The various modules of the systems described herein can be implemented as software applications, hardware and/or software modules, or components on one or more computers, such as servers. While the various modules are illustrated separately, they may share some or all of the same underlying logic or code.
While certain embodiments have been described, these embodiments have been presented by way of example only, and are not intended to limit the scope of the inventions. Indeed, the novel embodiments described herein may be embodied in a variety of other forms; furthermore, various omissions, substitutions and changes in the form of the embodiments described herein may be made without departing from the spirit of the inventions.

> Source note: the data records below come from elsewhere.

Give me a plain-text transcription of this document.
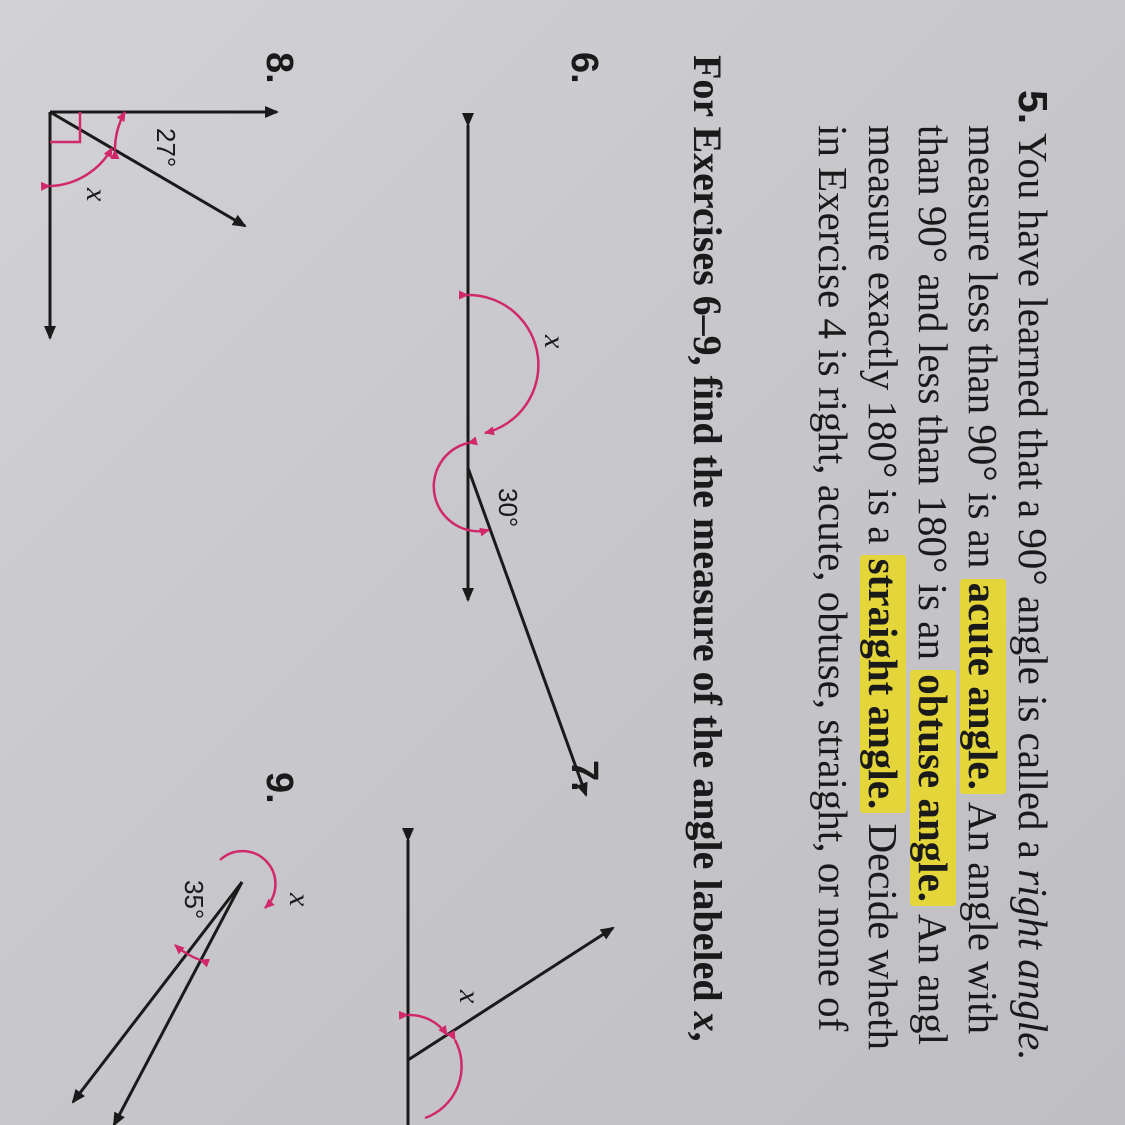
5. You have learned that a 90° angle is called a right angle.
measure less than 90° is an acute angle. An angle with
than 90° and less than 180° is an obtuse angle. An angl
measure exactly 180° is a straight angle. Decide wheth
in Exercise 4 is right, acute, obtuse, straight, or none of
For Exercises 6–9, find the measure of the angle labeled x,
6.
8.
7.
9.
x
30°
x
27°
x
x
35°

The accompanying claims and their equivalents are intended to cover such forms or modifications as would fall within the scope and spirit of the inventions.

Claims

1. An image processing apparatus comprising:

a receiver configured to receive video data and audio data corresponding to the video data, the video data comprising a character image; and

an output module configured to output a first and a second image to a display, wherein a parallax of the first and second images is based on a volume level of the audio data, the first image and the second image being based on the character image.

2. The image processing apparatus of claim 1, wherein the parallax of the first and second images is based on a volume level of a section in the audio data, the section corresponding to the character image.

3. The image processing apparatus of claim 1, wherein a size of the first and second images is based on the volume level.

4. The image processing apparatus of claim 1, wherein the parallax of the first and second images is based on a volume level of a voice component in the audio data.

5. The image processing apparatus of claim 2, wherein the receiver is further configured to receive a plurality of character images, and the output module is further configured to output a plurality of first and second image pairs, each pair respectively based on a character image of the plurality of character images, wherein a parallax of each of the plurality of first and second image pairs differs.

6. The image processing apparatus of claim 2, wherein the receiver is further configured to receive the video data comprising one character image, and the output module is further configured to output the first and second image.

7. The image processing apparatus of claim 6, wherein the parallax of the first and second images is based on a volume level in one or more section in the audio data corresponding to the one character image, one or more section having constant length.

8. The image processing apparatus of claim 1, further comprising the display configured to display the first and second image.

9. An image processing apparatus comprising:

an display controller configured to cause a display to display 3D image, wherein a depth position of the 3D image is based on a volume level of the audio data, the 3D image corresponding to the character image.

10. An display controlling method comprising:

receiving video data and audio data corresponding to the video data, the video data comprising a character image; and

outputting a first and a second image to the display, wherein a parallax of the first and second images is based on a volume level of the audio data, the first image and the second image being based on the character image.